AxOMaP: Designing FPGA-based Approximate Arithmetic Operators using Mathematical Programming

TL;DR

This paper introduces AxOMaP, a novel mathematical programming approach for designing FPGA-based approximate arithmetic operators that optimize power, performance, and accuracy for resource-constrained machine learning systems.

Contribution

It presents a new data analysis-driven mixed integer quadratic programming method for synthesizing approximate operators, improving optimization efficiency over traditional evolutionary algorithms.

Findings

Up to 21% improvement in hypervolume for joint PPA and BEHAV optimization.

Effective synthesis of FPGA-based approximate signed 8-bit multipliers.

Enhanced directed search approach compared to traditional methods.

Abstract

With the increasing application of machine learning (ML) algorithms in embedded systems, there is a rising necessity to design low-cost computer arithmetic for these resource-constrained systems. As a result, emerging models of computation, such as approximate and stochastic computing, that leverage the inherent error-resilience of such algorithms are being actively explored for implementing ML inference on resource-constrained systems. Approximate computing (AxC) aims to provide disproportionate gains in the power, performance, and area (PPA) of an application by allowing some level of reduction in its behavioral accuracy (BEHAV).

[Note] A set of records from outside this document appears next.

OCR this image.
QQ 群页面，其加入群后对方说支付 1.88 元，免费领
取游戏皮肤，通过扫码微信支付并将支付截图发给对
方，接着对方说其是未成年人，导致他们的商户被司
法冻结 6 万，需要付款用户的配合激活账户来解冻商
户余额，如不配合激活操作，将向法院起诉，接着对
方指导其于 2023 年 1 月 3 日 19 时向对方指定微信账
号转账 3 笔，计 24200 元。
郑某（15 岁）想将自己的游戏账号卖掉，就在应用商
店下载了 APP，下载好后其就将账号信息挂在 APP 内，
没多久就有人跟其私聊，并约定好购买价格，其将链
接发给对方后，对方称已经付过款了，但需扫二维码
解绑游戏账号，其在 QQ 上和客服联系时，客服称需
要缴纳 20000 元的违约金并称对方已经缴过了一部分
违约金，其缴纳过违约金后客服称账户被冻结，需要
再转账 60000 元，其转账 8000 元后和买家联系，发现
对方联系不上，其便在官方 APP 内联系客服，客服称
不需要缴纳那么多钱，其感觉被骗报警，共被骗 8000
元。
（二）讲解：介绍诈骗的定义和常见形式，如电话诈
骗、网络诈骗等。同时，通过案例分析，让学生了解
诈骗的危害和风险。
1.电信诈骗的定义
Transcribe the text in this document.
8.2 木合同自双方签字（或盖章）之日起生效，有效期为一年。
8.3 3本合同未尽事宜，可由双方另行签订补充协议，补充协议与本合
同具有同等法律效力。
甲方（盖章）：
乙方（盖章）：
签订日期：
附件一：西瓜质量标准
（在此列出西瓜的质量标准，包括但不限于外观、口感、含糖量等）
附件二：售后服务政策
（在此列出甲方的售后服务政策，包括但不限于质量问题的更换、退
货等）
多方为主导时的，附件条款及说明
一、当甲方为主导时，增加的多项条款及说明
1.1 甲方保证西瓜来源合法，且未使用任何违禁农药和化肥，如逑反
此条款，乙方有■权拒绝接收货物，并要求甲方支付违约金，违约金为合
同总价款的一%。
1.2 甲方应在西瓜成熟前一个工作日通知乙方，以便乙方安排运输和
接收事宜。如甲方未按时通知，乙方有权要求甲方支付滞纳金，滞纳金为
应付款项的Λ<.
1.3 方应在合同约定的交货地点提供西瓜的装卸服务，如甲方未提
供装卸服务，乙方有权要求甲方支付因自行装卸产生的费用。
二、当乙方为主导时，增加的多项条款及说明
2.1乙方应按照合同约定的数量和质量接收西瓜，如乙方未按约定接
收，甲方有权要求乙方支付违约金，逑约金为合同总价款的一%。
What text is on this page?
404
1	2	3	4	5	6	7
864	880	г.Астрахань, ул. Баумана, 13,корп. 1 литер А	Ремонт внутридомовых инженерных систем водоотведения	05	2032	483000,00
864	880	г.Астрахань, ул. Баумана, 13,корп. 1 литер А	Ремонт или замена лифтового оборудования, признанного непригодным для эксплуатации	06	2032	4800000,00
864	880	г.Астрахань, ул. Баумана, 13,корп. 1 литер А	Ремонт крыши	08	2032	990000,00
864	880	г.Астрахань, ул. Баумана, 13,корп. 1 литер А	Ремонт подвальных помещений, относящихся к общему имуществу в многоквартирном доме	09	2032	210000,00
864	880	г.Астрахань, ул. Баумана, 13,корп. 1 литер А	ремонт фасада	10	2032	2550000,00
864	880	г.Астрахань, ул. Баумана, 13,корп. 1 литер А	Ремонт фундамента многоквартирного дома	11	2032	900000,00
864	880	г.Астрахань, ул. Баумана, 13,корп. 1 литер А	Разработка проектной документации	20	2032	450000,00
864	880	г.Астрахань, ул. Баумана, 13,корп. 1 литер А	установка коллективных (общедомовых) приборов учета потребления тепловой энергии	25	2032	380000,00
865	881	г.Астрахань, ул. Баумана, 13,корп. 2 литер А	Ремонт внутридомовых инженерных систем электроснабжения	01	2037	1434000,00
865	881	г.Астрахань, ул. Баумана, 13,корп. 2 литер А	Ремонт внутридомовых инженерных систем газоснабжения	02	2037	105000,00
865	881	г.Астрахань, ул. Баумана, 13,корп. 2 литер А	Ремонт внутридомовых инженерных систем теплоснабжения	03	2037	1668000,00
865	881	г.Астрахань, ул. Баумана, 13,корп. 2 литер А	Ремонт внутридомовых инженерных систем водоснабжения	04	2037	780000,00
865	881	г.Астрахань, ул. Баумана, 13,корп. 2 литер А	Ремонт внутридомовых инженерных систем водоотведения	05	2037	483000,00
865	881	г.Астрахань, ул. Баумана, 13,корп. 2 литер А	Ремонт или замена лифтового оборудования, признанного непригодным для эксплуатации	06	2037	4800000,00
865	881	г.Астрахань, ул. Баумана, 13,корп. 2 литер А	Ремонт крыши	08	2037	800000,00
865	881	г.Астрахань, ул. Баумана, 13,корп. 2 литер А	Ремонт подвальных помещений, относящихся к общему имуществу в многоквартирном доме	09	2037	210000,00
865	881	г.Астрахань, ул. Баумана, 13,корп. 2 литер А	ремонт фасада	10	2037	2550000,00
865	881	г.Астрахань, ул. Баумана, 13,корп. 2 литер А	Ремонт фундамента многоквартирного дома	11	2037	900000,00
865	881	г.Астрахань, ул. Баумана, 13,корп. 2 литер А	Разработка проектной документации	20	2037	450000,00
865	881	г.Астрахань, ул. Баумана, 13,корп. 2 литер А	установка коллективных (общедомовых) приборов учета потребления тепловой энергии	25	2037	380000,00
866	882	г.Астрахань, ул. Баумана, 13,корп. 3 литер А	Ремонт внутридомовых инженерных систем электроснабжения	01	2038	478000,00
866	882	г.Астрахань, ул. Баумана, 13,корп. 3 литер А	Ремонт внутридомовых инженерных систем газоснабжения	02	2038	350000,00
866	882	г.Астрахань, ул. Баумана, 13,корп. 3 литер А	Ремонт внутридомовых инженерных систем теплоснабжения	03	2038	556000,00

Using approximate operators (AxOs) for computer arithmetic forms one of the more prevalent methods of implementing AxC. AxOs provide the additional scope for finer granularity of optimization, compared to only precision scaling of computer arithmetic. To this end, designing platform-specific and cost-efficient approximate operators forms an important research goal. Recently, multiple works have reported using AI/ML-based approaches for synthesizing novel FPGA-based AxOs. However, most of such works limit usage of AI/ML to designing ML-based surrogate functions used during iterative optimization processes. To this end, we propose a novel data analysis-driven mathematical programming-based approach to synthesizing approximate operators for FPGAs. Specifically, we formulate mixed integer quadratically constrained programs based on the results of correlation analysis of the characterization data and use the solutions to enable a more directed search approach for evolutionary optimization algorithms. Compared to traditional evolutionary algorithms-based optimization, we report up to 21% improvement in the hypervolume, for joint optimization of PPA and BEHAV, in the design of signed 8-bit multipliers.